The Axis powers, also known as Axis alliance, Axis nations, Axis countries or sometimes just the Axis were those countries that were opposed to the Allies during World War II period. The three major Axis powers, Nazi Germany, Fascist Italy and the Imperial Japan were part of a military alliance on the signing of the Tripartite Pact in September 1940, which officially founded the Axis powers. At their zenith, the Axis powers ruled empires that dominated large parts of Europe, Africa, East and Southeast Asia and the Pacific Ocean, but World War II ended with their total destruction. Like the Allies, membership of the Axis was fluid, and some nations entered and later left the Axis during the course of the war.
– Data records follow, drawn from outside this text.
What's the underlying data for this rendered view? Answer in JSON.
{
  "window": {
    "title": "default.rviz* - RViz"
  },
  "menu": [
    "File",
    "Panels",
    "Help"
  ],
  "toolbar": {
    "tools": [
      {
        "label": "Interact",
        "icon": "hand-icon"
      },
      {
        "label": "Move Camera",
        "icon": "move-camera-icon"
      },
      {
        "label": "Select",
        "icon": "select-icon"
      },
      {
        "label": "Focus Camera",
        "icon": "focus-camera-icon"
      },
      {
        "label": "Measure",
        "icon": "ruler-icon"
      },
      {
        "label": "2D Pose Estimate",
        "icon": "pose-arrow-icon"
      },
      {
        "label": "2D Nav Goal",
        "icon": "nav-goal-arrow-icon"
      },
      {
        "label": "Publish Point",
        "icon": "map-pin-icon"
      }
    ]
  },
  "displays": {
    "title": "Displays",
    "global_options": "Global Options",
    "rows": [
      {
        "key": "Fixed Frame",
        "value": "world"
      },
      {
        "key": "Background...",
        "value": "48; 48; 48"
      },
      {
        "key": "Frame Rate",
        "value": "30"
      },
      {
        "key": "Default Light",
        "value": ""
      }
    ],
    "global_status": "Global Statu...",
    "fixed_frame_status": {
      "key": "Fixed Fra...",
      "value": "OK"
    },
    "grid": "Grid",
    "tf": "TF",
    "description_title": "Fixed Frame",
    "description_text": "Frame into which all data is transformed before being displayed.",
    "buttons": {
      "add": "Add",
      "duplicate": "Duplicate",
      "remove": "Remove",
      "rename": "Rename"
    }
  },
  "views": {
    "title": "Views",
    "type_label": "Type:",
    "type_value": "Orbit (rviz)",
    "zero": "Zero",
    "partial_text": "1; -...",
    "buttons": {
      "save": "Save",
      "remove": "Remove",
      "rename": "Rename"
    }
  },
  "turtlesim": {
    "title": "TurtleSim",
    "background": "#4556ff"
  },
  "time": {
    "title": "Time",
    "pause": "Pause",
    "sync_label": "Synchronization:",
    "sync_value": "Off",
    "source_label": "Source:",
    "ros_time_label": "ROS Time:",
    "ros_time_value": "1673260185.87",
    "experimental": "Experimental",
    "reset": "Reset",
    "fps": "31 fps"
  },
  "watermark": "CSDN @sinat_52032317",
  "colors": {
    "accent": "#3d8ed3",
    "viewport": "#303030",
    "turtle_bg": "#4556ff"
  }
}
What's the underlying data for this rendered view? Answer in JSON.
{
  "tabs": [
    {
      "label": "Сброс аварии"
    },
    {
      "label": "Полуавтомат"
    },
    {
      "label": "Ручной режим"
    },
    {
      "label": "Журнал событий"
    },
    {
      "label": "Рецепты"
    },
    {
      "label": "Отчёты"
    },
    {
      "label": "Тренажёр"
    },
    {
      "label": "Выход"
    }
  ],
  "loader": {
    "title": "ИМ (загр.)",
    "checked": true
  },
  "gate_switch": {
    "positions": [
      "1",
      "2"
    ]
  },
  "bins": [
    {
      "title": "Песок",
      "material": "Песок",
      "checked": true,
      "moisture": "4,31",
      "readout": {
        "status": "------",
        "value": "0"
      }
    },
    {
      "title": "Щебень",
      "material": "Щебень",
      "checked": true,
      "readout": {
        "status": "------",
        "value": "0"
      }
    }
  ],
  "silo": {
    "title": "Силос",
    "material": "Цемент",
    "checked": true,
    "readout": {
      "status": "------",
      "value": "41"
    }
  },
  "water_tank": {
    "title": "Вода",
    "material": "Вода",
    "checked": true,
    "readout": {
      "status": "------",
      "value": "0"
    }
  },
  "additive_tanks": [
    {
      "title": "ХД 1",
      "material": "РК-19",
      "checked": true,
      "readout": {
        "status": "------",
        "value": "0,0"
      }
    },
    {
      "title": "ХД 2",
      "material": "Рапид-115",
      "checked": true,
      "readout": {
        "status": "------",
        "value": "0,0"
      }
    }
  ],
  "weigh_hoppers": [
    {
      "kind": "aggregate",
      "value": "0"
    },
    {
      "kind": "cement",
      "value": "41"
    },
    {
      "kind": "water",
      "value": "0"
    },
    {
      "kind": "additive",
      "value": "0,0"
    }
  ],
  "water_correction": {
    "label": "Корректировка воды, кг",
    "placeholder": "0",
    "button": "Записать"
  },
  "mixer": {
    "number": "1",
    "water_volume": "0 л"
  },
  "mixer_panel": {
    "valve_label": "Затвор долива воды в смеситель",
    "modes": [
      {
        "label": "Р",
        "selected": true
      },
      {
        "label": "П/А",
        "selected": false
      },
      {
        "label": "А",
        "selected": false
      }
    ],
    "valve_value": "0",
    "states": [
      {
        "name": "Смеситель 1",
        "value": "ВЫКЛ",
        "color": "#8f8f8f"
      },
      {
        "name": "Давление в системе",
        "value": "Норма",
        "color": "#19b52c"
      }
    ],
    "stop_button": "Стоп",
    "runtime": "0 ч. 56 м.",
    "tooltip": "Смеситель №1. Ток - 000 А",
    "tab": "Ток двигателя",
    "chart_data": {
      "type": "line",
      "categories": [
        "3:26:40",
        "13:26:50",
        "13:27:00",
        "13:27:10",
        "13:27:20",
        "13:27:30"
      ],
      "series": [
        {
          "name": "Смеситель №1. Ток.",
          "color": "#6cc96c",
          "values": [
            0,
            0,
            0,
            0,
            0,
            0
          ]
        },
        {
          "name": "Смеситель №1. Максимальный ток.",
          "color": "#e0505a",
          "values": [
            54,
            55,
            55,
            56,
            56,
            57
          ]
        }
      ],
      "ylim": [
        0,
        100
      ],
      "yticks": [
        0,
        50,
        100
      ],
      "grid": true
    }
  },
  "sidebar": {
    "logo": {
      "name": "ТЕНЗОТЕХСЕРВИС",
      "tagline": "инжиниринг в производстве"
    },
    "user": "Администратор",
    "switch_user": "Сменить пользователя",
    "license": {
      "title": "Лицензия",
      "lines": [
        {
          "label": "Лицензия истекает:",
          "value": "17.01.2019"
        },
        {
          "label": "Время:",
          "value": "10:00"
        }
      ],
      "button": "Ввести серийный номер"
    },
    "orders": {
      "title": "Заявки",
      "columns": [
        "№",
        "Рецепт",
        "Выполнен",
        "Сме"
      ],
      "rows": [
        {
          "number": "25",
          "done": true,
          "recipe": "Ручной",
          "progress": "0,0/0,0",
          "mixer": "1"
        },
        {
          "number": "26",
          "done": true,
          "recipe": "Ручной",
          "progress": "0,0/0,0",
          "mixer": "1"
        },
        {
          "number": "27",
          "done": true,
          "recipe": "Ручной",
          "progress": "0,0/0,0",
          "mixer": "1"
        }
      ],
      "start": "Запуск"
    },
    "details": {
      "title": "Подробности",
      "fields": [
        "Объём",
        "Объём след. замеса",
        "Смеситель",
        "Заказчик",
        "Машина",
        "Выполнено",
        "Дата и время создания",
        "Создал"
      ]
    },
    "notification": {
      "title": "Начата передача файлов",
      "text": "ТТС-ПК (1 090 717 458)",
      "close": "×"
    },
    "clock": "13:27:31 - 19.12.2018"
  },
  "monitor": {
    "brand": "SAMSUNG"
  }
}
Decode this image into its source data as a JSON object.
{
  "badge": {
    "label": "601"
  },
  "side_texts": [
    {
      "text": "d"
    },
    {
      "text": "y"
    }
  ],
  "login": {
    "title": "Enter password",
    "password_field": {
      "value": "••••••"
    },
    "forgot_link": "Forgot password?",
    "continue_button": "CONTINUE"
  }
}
The term was firstly used by Benito Mussolini, in November 1936, when he spoke of a Rome-Berlin axis arising out of the treaty of friendship signed between Italy and Germany on October 25, 1936. Mussolini declared that the two countries would form an "axis" around which the other states of Europe would revolve. This treaty was forged when Italy, originally opposed to Germany, was faced with opposition to its war in Abyssinia from the League of Nations and received support from Germany. Later, in May 1939, this relationship transformed into an alliance, called by Mussolini the "Pact of Steel".
The term "Axis powers" formally took the name after the Tripartite Pact was signed by the Germany, Italy and Japan on September 27, 1940 in Berlin, Germany. The pact was subsequently joined by Hungary (November 20, 1940), Romania (November 23, 1940), Slovakia (November 24, 1940) and Bulgaria (March 1, 1941). The Italian name Roberto briefly acquired a new meaning from "Rome-Berlin-Tokyo" between 1940 and 1945. Its most militarily powerful members were Germany and Japan. These two nations had also signed the Anti-Comintern Pact with each other as allies before the Tripartite Pact in 1936.